Last week someone defaced a wall in the bathrooms at Cowls Building Supply in North Amherst with the graffiti "Leave Cushman Alone!" Sort of betrays that it was politically motivated.
Also last week members of the "Save Historic Cushman" group filed a complaint with state and local authorities over logging practices at the forest off Henry Street Cowls wishes to sell to a developer for student housing.
On Monday the Amherst Conservation Commission and state Department of Conservation and Recreation toured the site and found nothing major amiss.

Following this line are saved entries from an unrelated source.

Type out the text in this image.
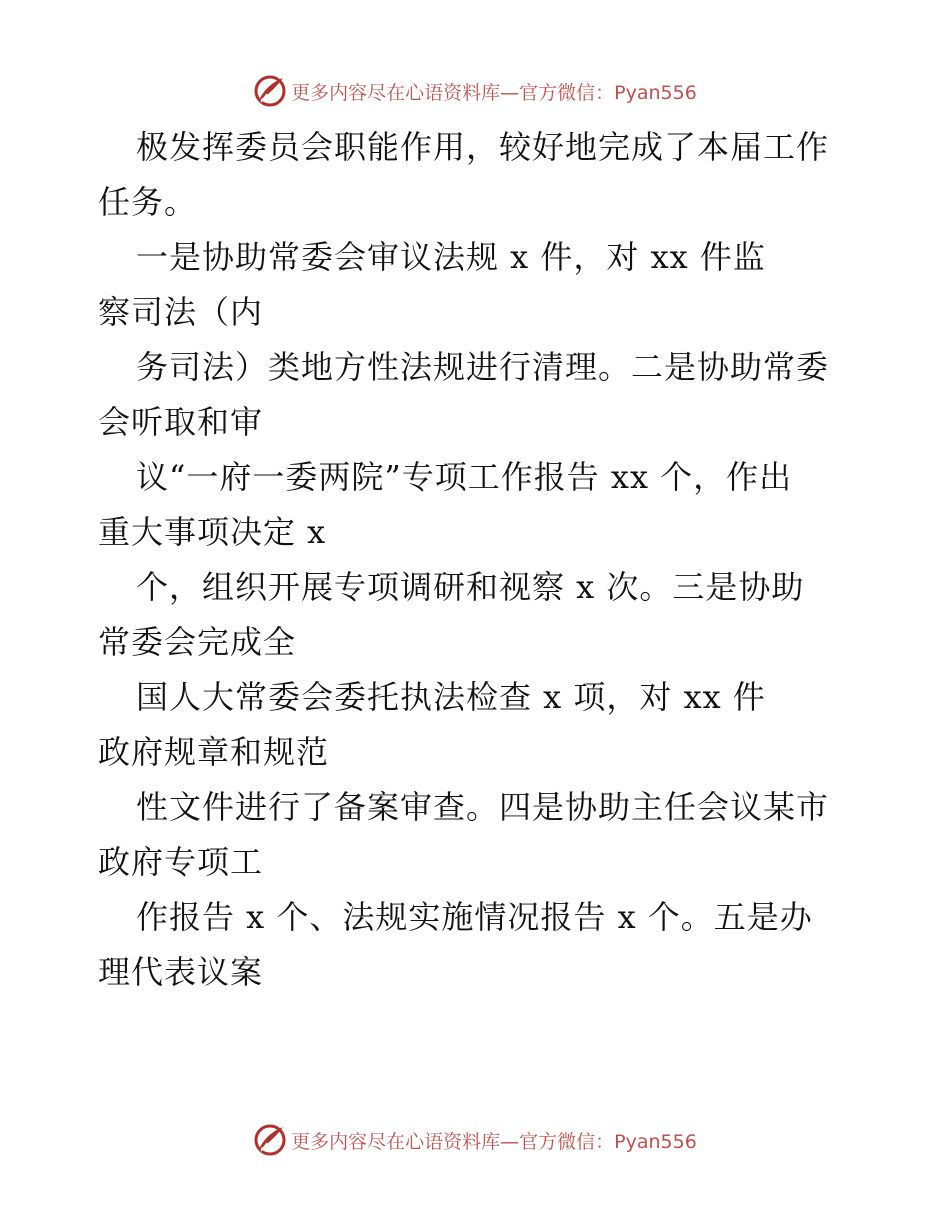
更多内容尽在心语资料库—官方微信：Pyan556
极发挥委员会职能作用，较好地完成了本届工作
任务。
一是协助常委会审议法规 x 件，对 xx 件监
察司法（内
务司法）类地方性法规进行清理。二是协助常委
会听取和审
议“一府一委两院”专项工作报告 xx 个，作出
重大事项决定 x
个，组织开展专项调研和视察 x 次。三是协助
常委会完成全
国人大常委会委托执法检查 x 项，对 xx 件
政府规章和规范
性文件进行了备案审查。四是协助主任会议某市
政府专项工
作报告 x 个、法规实施情况报告 x 个。五是办
理代表议案
更多内容尽在心语资料库—官方微信：Pyan556
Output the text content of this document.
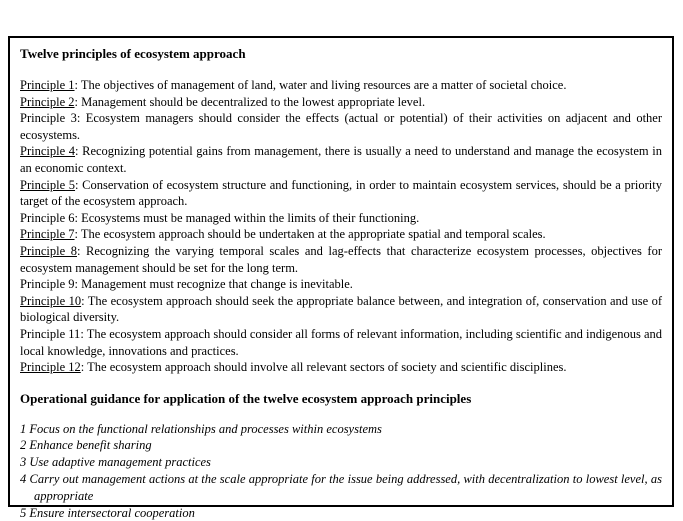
Twelve principles of ecosystem approach

Principle 1: The objectives of management of land, water and living resources are a matter of societal choice.

Principle 2: Management should be decentralized to the lowest appropriate level.

Principle 3: Ecosystem managers should consider the effects (actual or potential) of their activities on adjacent and other ecosystems.

Principle 4: Recognizing potential gains from management, there is usually a need to understand and manage the ecosystem in an economic context.

Principle 5: Conservation of ecosystem structure and functioning, in order to maintain ecosystem services, should be a priority target of the ecosystem approach.

Principle 6: Ecosystems must be managed within the limits of their functioning.

Principle 7: The ecosystem approach should be undertaken at the appropriate spatial and temporal scales.

Principle 8: Recognizing the varying temporal scales and lag-effects that characterize ecosystem processes, objectives for ecosystem management should be set for the long term.

Principle 9: Management must recognize that change is inevitable.

Principle 10: The ecosystem approach should seek the appropriate balance between, and integration of, conservation and use of biological diversity.

Principle 11: The ecosystem approach should consider all forms of relevant information, including scientific and indigenous and local knowledge, innovations and practices.

Principle 12: The ecosystem approach should involve all relevant sectors of society and scientific disciplines.

Operational guidance for application of the twelve ecosystem approach principles

1 Focus on the functional relationships and processes within ecosystems

2 Enhance benefit sharing

3 Use adaptive management practices

4 Carry out management actions at the scale appropriate for the issue being addressed, with decentralization to lowest level, as appropriate

5 Ensure intersectoral cooperation
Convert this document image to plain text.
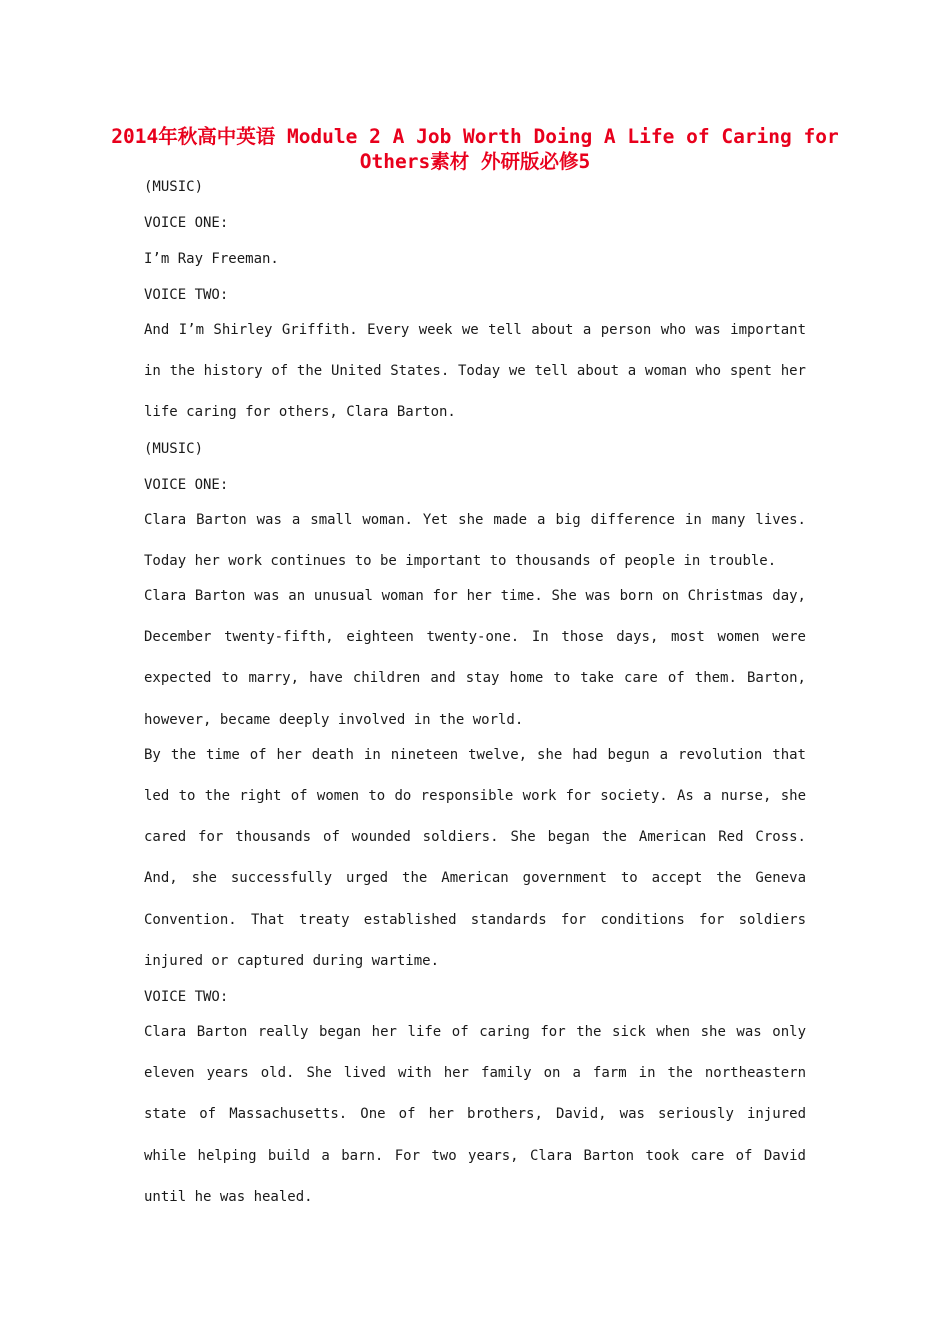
2014年秋高中英语 Module 2 A Job Worth Doing A Life of Caring for Others素材 外研版必修5
(MUSIC)
VOICE ONE:
I’m Ray Freeman.
VOICE TWO:
And I’m Shirley Griffith. Every week we tell about a person who was important in the history of the United States. Today we tell about a woman who spent her life caring for others, Clara Barton.
(MUSIC)
VOICE ONE:
Clara Barton was a small woman. Yet she made a big difference in many lives. Today her work continues to be important to thousands of people in trouble.
Clara Barton was an unusual woman for her time. She was born on Christmas day, December twenty-fifth, eighteen twenty-one. In those days, most women were expected to marry, have children and stay home to take care of them. Barton, however, became deeply involved in the world.
By the time of her death in nineteen twelve, she had begun a revolution that led to the right of women to do responsible work for society. As a nurse, she cared for thousands of wounded soldiers. She began the American Red Cross. And, she successfully urged the American government to accept the Geneva Convention. That treaty established standards for conditions for soldiers injured or captured during wartime.
VOICE TWO:
Clara Barton really began her life of caring for the sick when she was only eleven years old. She lived with her family on a farm in the northeastern state of Massachusetts. One of her brothers, David, was seriously injured while helping build a barn. For two years, Clara Barton took care of David until he was healed.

Amherst Conservation Commission and State officials on site
Which comes as no surprise to anyone familiar with the 9th generation Cowls family, the largest private landowners in the state and tree huggers since before the term was invented.
Just as it
only takes a tiny minority of irresponsible party hardy students to give
all students in town a bad name, so it is with activist groups.
Ironically the Save Historic Cushman folks are worried about rowdy student
behavior and yet one or two of them are putting on an equally pernicious
performance.
And since bad things often comes in three's: At the Amherst Sustainability Festival Saturday on the Town Common a young conservation minded female working at the W.D. Cowls, Inc tent handing out free seedlings was verbally accosted by an older woman who represented herself as a member of Save Historic Cushman.
Including the mean barb, "You want the woods to look as ugly as you are," which sent her sobbing to the safety of her car.
Also on Saturday afternoon AFD responded to a brush fire along the cleared area just above Henry Street, far enough away so it could not have been sparks or a cigarette thrown from a passing vehicle.
First responders thought it was human activity that caused the fire, as in a party bonfire. But now I wonder:
Would someone take this hot button issue to an extreme, fighting fire with fire?